Подлетела Эвриала и встала на колени рядом со мной.
– Медуза, – начала она, – не позволяй снам беспокоить себя. Мы знаем, это тяжело, но…
– Эвриала, ты не представляешь, что это. Ты считаешь, что произошедшее с нами – какая-то игра.
– Вся жизнь – игра, Мед, – ответила Эвриала, – и ты можешь сыграть в нее.
– Правда? – спросила я. – Мне не нравятся правила. Мне кажется, что их вовсе нет, иначе жизнь была бы справедливой.
– Ты особенная, дорогая моя, – произнесла Эвриала. – Правила не распространяются на тебя, меня или Стено, если на то пошло. На этом острове мы живем так, как хотим.
Эвриала считала меня особенной, а мое сердце сжималось от боли и тоски, как и сердце любого смертного.
– Ты думаешь, будто произошедшее со мной – причина для гордости, – сказала я, – но это ужасно. Хотелось бы тебе заполучить гнездо сумасшедших змей на голову вместо простой косы, как у других?
– Послушай, – начала Эвриала, теряя терпение, – ты не похожа ни на одну женщину в мире. Это должно нравиться.
– Нет! Как может нравиться то, что люди боятся тебя? Что ты живешь в своем теле, будто в тюрьме?
Непонимающий взгляд моей сестры еще больше разозлил меня.
– Ты бессмертна. Ты даже не знаешь, что такое любовь.
– Это нечестно, Медуза, – сказала Стено.
– Какое отношение ко всему этому имеет любовь? – спросила Эвриала, сощурив глаза.
– Ты думаешь, что здорово быть особенной, – прошипела я, скрывая в гневе боль, понимая, что зашла слишком далеко: мы никогда не говорили о любви на этом острове. Я указала на свою голову – змеи тянулись в разные стороны, обнажая клыки. – Но это ужасно. Я ужасна. Я хочу быть НОРМАЛЬНОЙ!

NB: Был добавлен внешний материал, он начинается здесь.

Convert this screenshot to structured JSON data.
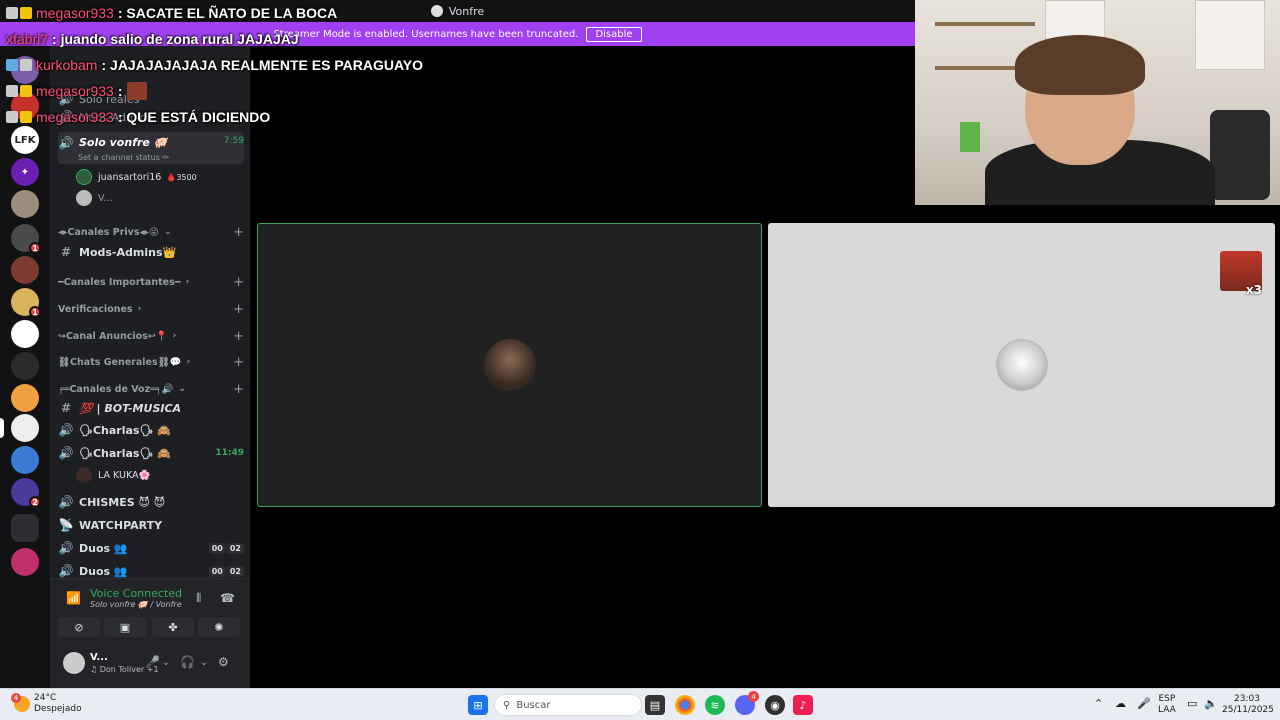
{
  "window": {
    "title": "Vonfre"
  },
  "banner": {
    "text": "Streamer Mode is enabled. Usernames have been truncated.",
    "disable_label": "Disable"
  },
  "chat_overlay": [
    {
      "user": "megasor933",
      "message": "SACATE EL ÑATO DE LA BOCA"
    },
    {
      "user": "xfabri7",
      "message": "juando salio de zona rural JAJAJAJ"
    },
    {
      "user": "kurkobam",
      "message": "JAJAJAJAJAJA REALMENTE ES PARAGUAYO"
    },
    {
      "user": "megasor933",
      "message": ""
    },
    {
      "user": "megasor933",
      "message": "QUE ESTÁ DICIENDO"
    }
  ],
  "sidebar": {
    "channels_top": [
      {
        "name": "Solo reales",
        "icon": "speaker-icon"
      },
      {
        "name": "Mods-Admins",
        "icon": "speaker-icon"
      }
    ],
    "active_channel": {
      "name": "Solo vonfre 🐖",
      "status": "Set a channel status ✏",
      "time": "7:59"
    },
    "active_members": [
      {
        "name": "juansartori16",
        "extra": "🩸3500"
      },
      {
        "name": "V..."
      }
    ],
    "categories": [
      {
        "label": "◂▸Canales Privs◂▸😜",
        "chevron": "⌄"
      },
      {
        "label": "━Canales Importantes━",
        "chevron": "›"
      },
      {
        "label": "Verificaciones",
        "chevron": "›"
      },
      {
        "label": "↪Canal Anuncios↩📍",
        "chevron": "›"
      },
      {
        "label": "⛓Chats Generales⛓💬",
        "chevron": "›"
      },
      {
        "label": "╒═Canales de Voz═╕🔊",
        "chevron": "⌄"
      }
    ],
    "mods_admins_channel": "Mods-Admins👑",
    "voice_channels": [
      {
        "name": "💯 | BOT-MUSICA",
        "icon": "#"
      },
      {
        "name": "🗣Charlas🗣 🙈",
        "icon": "🔊"
      },
      {
        "name": "🗣Charlas🗣 🙈",
        "icon": "🔊",
        "time": "11:49"
      },
      {
        "name": "CHISMES 😈 😈",
        "icon": "🔊"
      },
      {
        "name": "WATCHPARTY",
        "icon": "📡"
      },
      {
        "name": "Duos 👥",
        "icon": "🔊",
        "counts": [
          "00",
          "02"
        ]
      },
      {
        "name": "Duos 👥",
        "icon": "🔊",
        "counts": [
          "00",
          "02"
        ]
      }
    ],
    "charlas_member": "LA KUKA🌸"
  },
  "voice_panel": {
    "title": "Voice Connected",
    "subtitle": "Solo vonfre 🐖 / Vonfre"
  },
  "user_panel": {
    "name": "V...",
    "status": "♫ Don Toliver +1"
  },
  "call": {
    "emote_count": "x3"
  },
  "taskbar": {
    "weather_temp": "24°C",
    "weather_desc": "Despejado",
    "weather_badge": "4",
    "search_placeholder": "Buscar",
    "lang": "ESP",
    "lang_sub": "LAA",
    "time": "23:03",
    "date": "25/11/2025",
    "discord_badge": "4"
  },
  "server_badges": [
    "1",
    "1",
    "2"
  ],
  "colors": {
    "accent": "#a040f0",
    "online": "#3ba55d",
    "chat_user": "#ff4d7a"
  }
}
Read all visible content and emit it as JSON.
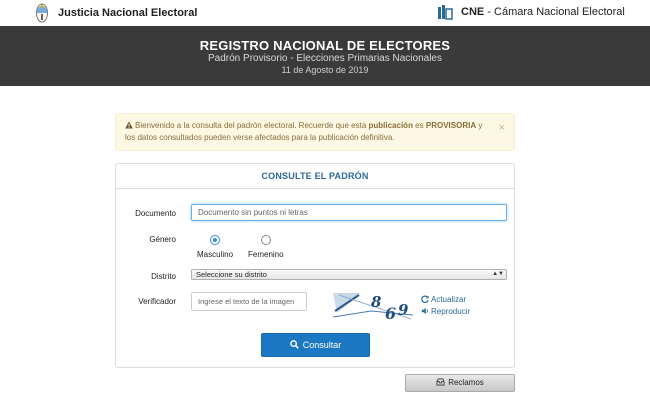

Мой крик отразился от стен пещер, и сестрам пришлось зажать уши руками. Эхо, Каллисто, Артемида, Дафна и остальные змеи засуетились в мучительной панике. Скалы, укрывавшие нас, задрожали, и Аргентус убежал.
– Афина выбрала тебя! – крикнула Эвриала.
– Как Посейдон? – прокричала я в ответ.
– Забудь об этом монстре. Любовь – игра дураков. Тебе стоит запомнить это, – сказала Эвриала.
– Дорогая, – успокаивала Стено, – ты не ужасна. Ты наша Медуза. Ты прекрасна, как в день своего рождения…
– Я не просила о красоте тогда и не могу заполучить ее сейчас, – прорычала я. – Просто оставьте меня в покое. Обе. УХОДИТЕ!
С опущенными головами – одна от горя, другая от гнева, – сестры вышли из пещеры. Я слышала, как раскрываются их крылья, поднимаются их тела – тела, которые они любили так же сильно, как я ненавидела свое. Я так свирепо завидовала их уверенности в себе, что мой череп пронзила боль, будто змеи превратились в раскаленные кочерги. Я попала в ловушку: единственным человеком, кто не мог отсюда сбежать, была я.
Если бы только я могла стать Мериной – девушкой, которая жарила рыбу, девушкой, с которой парни хотели общаться и быть. Мериной с нормальными волосами. Но нет, я Медуза. Монстр. Девушка в изгнании. Ничего из этого я не просила.
Наверное, Персея отпугнул рев из моей пещеры, потому что его не было ни слышно, ни видно.
«Ха, – подумала я, – неужели испугался рева?» Но затем пришла мысль: «Нет, ему пришлось нелегко. Ему нужен перерыв».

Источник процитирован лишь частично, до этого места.